Я наблюдаю за лицом Гольберга и пытаюсь анализировать ситуацию, не впадать в панику. Меня собираются обвинить в том, чего я не совершала. Но зачем? Ради чего? У меня ведь маленький ребенок и Гольдбергу это известно. К тому же я всегда выгораживала его дочь и помогала Ольге с работой. За что декан так со мной? Почему не пытается защитить, а молчит?
— Я приду на допрос с адвокатом. Я ничего не оплачивала за счет бюджетных средств и намерена это доказать, — твердым и уверенным голосом говорю я, поднимаясь со стула.
— Конечно, — следователь вручает мне повестку и просит расписаться в журнале, что я ее получила.
Леонид Абрамович не сводит с меня напряженных глаз. Не понимаю, какую игру он ведет, но возможно это указание Климова? Запугать меня до смерти? Откуда у матери-одиночки деньги, чтобы отстоять себя? Нет у меня их. Я блефую насчет адвоката. Но не хочу сдаваться и показывать свою слабость.

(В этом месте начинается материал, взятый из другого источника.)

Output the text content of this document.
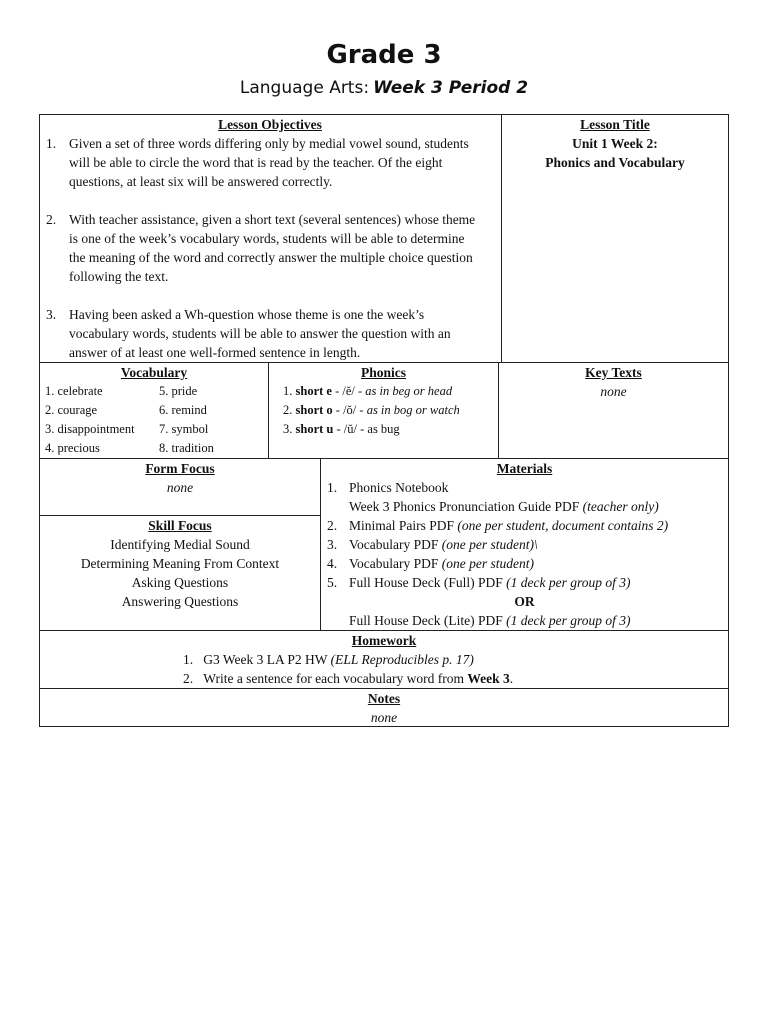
Grade 3
Language Arts: Week 3 Period 2
Lesson Objectives
1. Given a set of three words differing only by medial vowel sound, students will be able to circle the word that is read by the teacher. Of the eight questions, at least six will be answered correctly.
2. With teacher assistance, given a short text (several sentences) whose theme is one of the week’s vocabulary words, students will be able to determine the meaning of the word and correctly answer the multiple choice question following the text.
3. Having been asked a Wh-question whose theme is one the week’s vocabulary words, students will be able to answer the question with an answer of at least one well-formed sentence in length.
Lesson Title
Unit 1 Week 2:
Phonics and Vocabulary
Vocabulary
1. celebrate	5. pride
2. courage	6. remind
3. disappointment	7. symbol
4. precious	8. tradition
Phonics
1. short e - /ĕ/ - as in beg or head
2. short o - /ŏ/ - as in bog or watch
3. short u - /ŭ/ - as bug
Key Texts
none
Form Focus
none
Skill Focus
Identifying Medial Sound
Determining Meaning From Context
Asking Questions
Answering Questions
Materials
1. Phonics Notebook
Week 3 Phonics Pronunciation Guide PDF (teacher only)
2. Minimal Pairs PDF (one per student, document contains 2)
3. Vocabulary PDF (one per student)\
4. Vocabulary PDF (one per student)
5. Full House Deck (Full) PDF (1 deck per group of 3)
OR
Full House Deck (Lite) PDF (1 deck per group of 3)
Homework
1. G3 Week 3 LA P2 HW (ELL Reproducibles p. 17)
2. Write a sentence for each vocabulary word from Week 3.
Notes
none
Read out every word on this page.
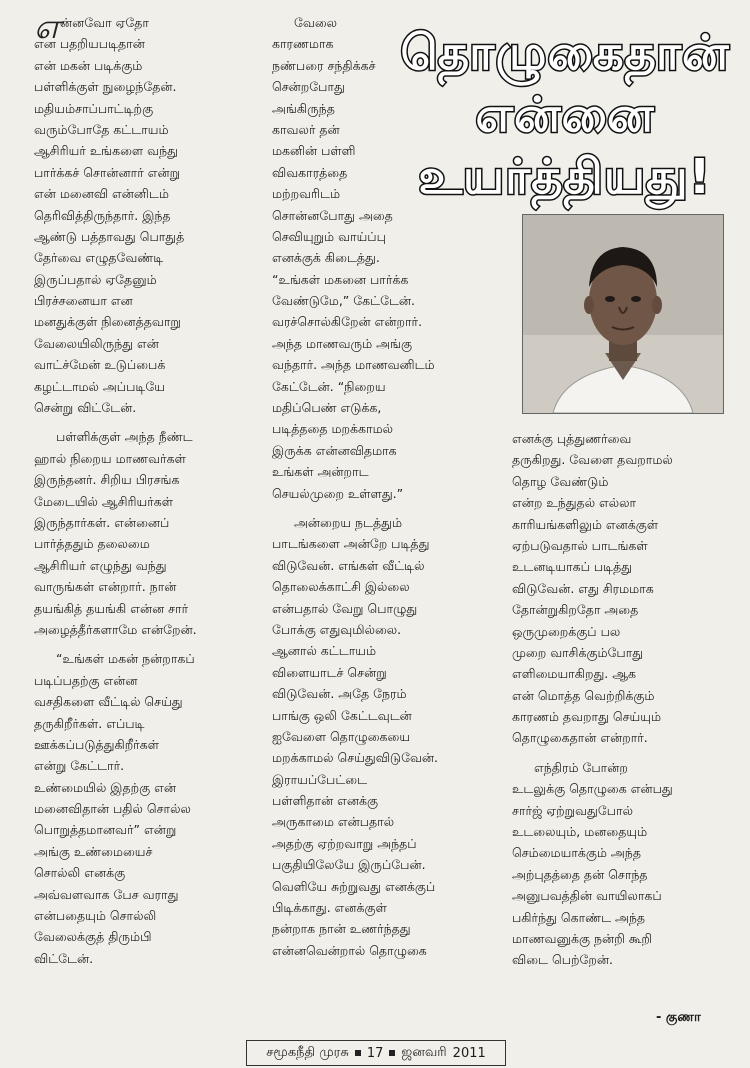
எ ன்னவோ ஏதோ
என பதறியபடிதான்
என் மகன் படிக்கும்
பள்ளிக்குள் நுழைந்தேன்.
மதியம்சாப்பாட்டிற்கு
வரும்போதே கட்டாயம்
ஆசிரியர் உங்களை வந்து
பார்க்கச் சொன்னார் என்று
என் மனைவி என்னிடம்
தெரிவித்திருந்தார். இந்த
ஆண்டு பத்தாவது பொதுத்
தேர்வை எழுதவேண்டி
இருப்பதால் ஏதேனும்
பிரச்சனையா என
மனதுக்குள் நினைத்தவாறு
வேலையிலிருந்து என்
வாட்ச்மேன் உடுப்பைக்
கழட்டாமல் அப்படியே
சென்று விட்டேன்.
பள்ளிக்குள் அந்த நீண்ட
ஹால் நிறைய மாணவர்கள்
இருந்தனர். சிறிய பிரசங்க
மேடையில் ஆசிரியர்கள்
இருந்தார்கள். என்னைப்
பார்த்ததும் தலைமை
ஆசிரியர் எழுந்து வந்து
வாருங்கள் என்றார். நான்
தயங்கித் தயங்கி என்ன சார்
அழைத்தீர்களாமே என்றேன்.
“உங்கள் மகன் நன்றாகப்
படிப்பதற்கு என்ன
வசதிகளை வீட்டில் செய்து
தருகிறீர்கள். எப்படி
ஊக்கப்படுத்துகிறீர்கள்
என்று கேட்டார்.
உண்மையில் இதற்கு என்
மனைவிதான் பதில் சொல்ல
பொறுத்தமானவர்” என்று
அங்கு உண்மையைச்
சொல்லி எனக்கு
அவ்வளவாக பேச வராது
என்பதையும் சொல்லி
வேலைக்குத் திரும்பி
விட்டேன்.
வேலை
காரணமாக
நண்பரை சந்திக்கச்
சென்றபோது
அங்கிருந்த
காவலர் தன்
மகனின் பள்ளி
விவகாரத்தை
மற்றவரிடம்
சொன்னபோது அதை
செவியுறும் வாய்ப்பு
எனக்குக் கிடைத்து.
“உங்கள் மகனை பார்க்க
வேண்டுமே,” கேட்டேன்.
வரச்சொல்கிறேன் என்றார்.
அந்த மாணவரும் அங்கு
வந்தார். அந்த மாணவனிடம்
கேட்டேன். “நிறைய
மதிப்பெண் எடுக்க,
படித்ததை மறக்காமல்
இருக்க என்னவிதமாக
உங்கள் அன்றாட
செயல்முறை உள்ளது.”
அன்றைய நடத்தும்
பாடங்களை அன்றே படித்து
விடுவேன். எங்கள் வீட்டில்
தொலைக்காட்சி இல்லை
என்பதால் வேறு பொழுது
போக்கு எதுவுமில்லை.
ஆனால் கட்டாயம்
விளையாடச் சென்று
விடுவேன். அதே நேரம்
பாங்கு ஒலி கேட்டவுடன்
ஐவேளை தொழுகையை
மறக்காமல் செய்துவிடுவேன்.
இராயப்பேட்டை
பள்ளிதான் எனக்கு
அருகாமை என்பதால்
அதற்கு ஏற்றவாறு அந்தப்
பகுதியிலேயே இருப்பேன்.
வெளியே சுற்றுவது எனக்குப்
பிடிக்காது. எனக்குள்
நன்றாக நான் உணர்ந்தது
என்னவென்றால் தொழுகை
தொழுகைதான்
என்னை
உயர்த்தியது!
எனக்கு புத்துணர்வை
தருகிறது. வேளை தவறாமல்
தொழ வேண்டும்
என்ற உந்துதல் எல்லா
காரியங்களிலும் எனக்குள்
ஏற்படுவதால் பாடங்கள்
உடனடியாகப் படித்து
விடுவேன். எது சிரமமாக
தோன்றுகிறதோ அதை
ஒருமுறைக்குப் பல
முறை வாசிக்கும்போது
எளிமையாகிறது. ஆக
என் மொத்த வெற்றிக்கும்
காரணம் தவறாது செய்யும்
தொழுகைதான் என்றார்.
எந்திரம் போன்ற
உடலுக்கு தொழுகை என்பது
சார்ஜ் ஏற்றுவதுபோல்
உடலையும், மனதையும்
செம்மையாக்கும் அந்த
அற்புதத்தை தன் சொந்த
அனுபவத்தின் வாயிலாகப்
பகிர்ந்து கொண்ட அந்த
மாணவனுக்கு நன்றி கூறி
விடை பெற்றேன்.
- குணா
சமூகநீதி முரசு 17 ஜனவரி 2011
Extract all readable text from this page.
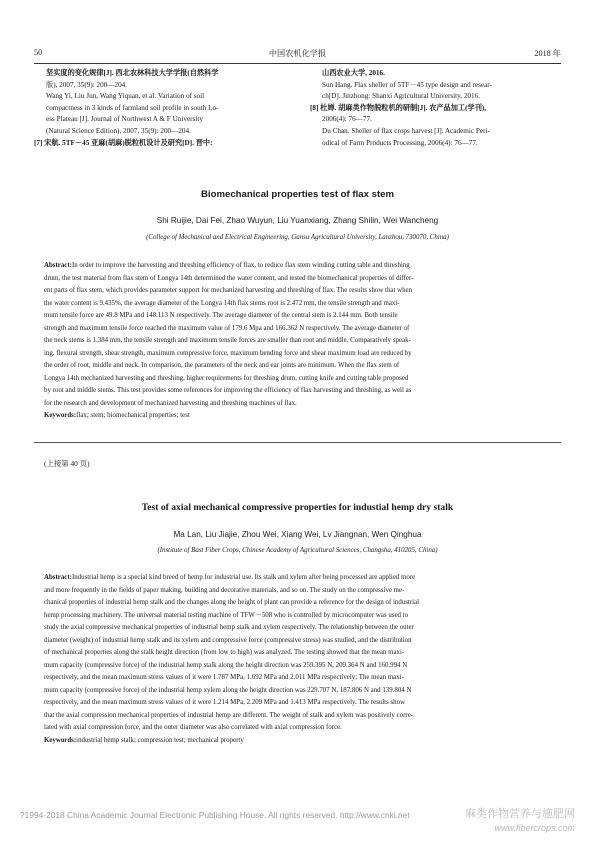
50	中国农机化学报	2018 年
坚实度的变化规律[J]. 西北农林科技大学学报(自然科学
版), 2007, 35(9): 200—204.
Wang Yi, Liu Jun, Wang Yiquan, et al. Variation of soil
compactness in 3 kinds of farmland soil profile in south Lo-
ess Plateau [J]. Journal of Northwest A & F University
(Natural Science Edition), 2007, 35(9): 200—204.
[7] 宋航. 5TF－45 亚麻(胡麻)脱粒机设计及研究[D]. 晋中:
山西农业大学, 2016.
Sun Hang. Flax sheller of 5TF－45 type design and resear-
ch[D]. Jinzhong: Shanxi Agricultural University, 2016.
[8] 杜婵. 胡麻类作物脱粒机的研制[J]. 农产品加工(学刊),
2006(4): 76—77.
Du Chan. Sheller of flax crops harvest [J]. Academic Peri-
odical of Farm Products Processing, 2006(4): 76—77.
Biomechanical properties test of flax stem
Shi Ruijie, Dai Fei, Zhao Wuyun, Liu Yuanxiang, Zhang Shilin, Wei Wancheng
(College of Mechanical and Electrical Engineering, Gansu Agricultural University, Lanzhou, 730070, China)
Abstract:In order to improve the harvesting and threshing efficiency of flax, to reduce flax stem winding cutting table and threshing
drum, the test material from flax stem of Longya 14th determined the water content, and tested the biomechanical properties of differ-
ent parts of flax stem, which provides parameter support for mechanized harvesting and threshing of flax. The results show that when
the water content is 9.435%, the average diameter of the Longya 14th flax stems root is 2.472 mm, the tensile strength and maxi-
mum tensile force are 49.8 MPa and 148.113 N respectively. The average diameter of the central stem is 2.144 mm. Both tensile
strength and maximum tensile force reached the maximum value of 179.6 Mpa and 166.362 N respectively. The average diameter of
the neck stems is 1.384 mm, the tensile strength and maximum tensile forces are smaller than root and middle. Comparatively speak-
ing, flexural strength, shear strength, maximum compressive force, maximum bending force and shear maximum load are reduced by
the order of root, middle and neck. In comparison, the parameters of the neck and ear joints are minimum. When the flax stem of
Longya 14th mechanized harvesting and threshing, higher requirements for threshing drum, cutting knife and cutting table proposed
by root and middle stems. This test provides some references for improving the efficiency of flax harvesting and threshing, as well as
for the research and development of mechanized harvesting and threshing machines of flax.
Keywords:flax; stem; biomechanical properties; test
(上接第 40 页)
Test of axial mechanical compressive properties for industial hemp dry stalk
Ma Lan, Liu Jiajie, Zhou Wei, Xiang Wei, Lv Jiangnan, Wen Qinghua
(Institute of Bast Fiber Crops, Chinese Academy of Agricultural Sciences, Changsha, 410205, China)
Abstract:Industrial hemp is a special kind breed of hemp for industrial use. Its stalk and xylem after being processed are applied more
and more frequently in the fields of paper making, building and decorative materials, and so on. The study on the compressive me-
chanical properties of industrial hemp stalk and the changes along the height of plant can provide a reference for the design of industrial
hemp processing machinery. The universal material testing machine of TFW－508 who is controlled by microcomputer was used to
study the axial compressive mechanical properties of industrial hemp stalk and xylem respectively. The relationship between the outer
diameter (weight) of industrial hemp stalk and its xylem and compressive force (compressive stress) was studied, and the distribution
of mechanical properties along the stalk height direction (from low to high) was analyzed. The testing showed that the mean maxi-
mum capacity (compressive force) of the industrial hemp stalk along the height direction was 259.395 N, 209.364 N and 160.994 N
respectively, and the mean maximum stress values of it were 1.787 MPa, 1.692 MPa and 2.011 MPa respectively; The mean maxi-
mum capacity (compressive force) of the industrial hemp xylem along the height direction was 229.707 N, 187.806 N and 139.804 N
respectively, and the mean maximum stress values of it were 1.214 MPa, 2.209 MPa and 1.413 MPa respectively. The results show
that the axial compression mechanical properties of industrial hemp are different. The weight of stalk and xylem was positively corre-
lated with axial compression force, and the outer diameter was also correlated with axial compression force.
Keywords:industrial hemp stalk; compression test; mechanical property
?1994-2018 China Academic Journal Electronic Publishing House. All rights reserved. http://www.cnki.net	麻类作物营养与施肥网
www.fibercrops.com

Выхожу из кабинета, игнорируя вопросы Светы и направляюсь в аудиторию за телефоном. Пальцы дрожат, когда я набираю номер Климова. Если это он и с его подачки меня обвиняют в этих ужасных вещах, то я и на расстоянии вытянутой руки не подпущу его к сыну. Что за грязные методы давления? Разве так можно? Чтобы не случилось в прошлом, но я мать его ребенка. Хотя бы за это можно меня уважать и оставить в покое? Или он полагает, что какая— нибудь из опытных, с отличными характеристиками, нянь лучше воспитают нашего сына? Возможно лучше, но такой любви, которую дарит родная мать Женя больше ни от кого не получит!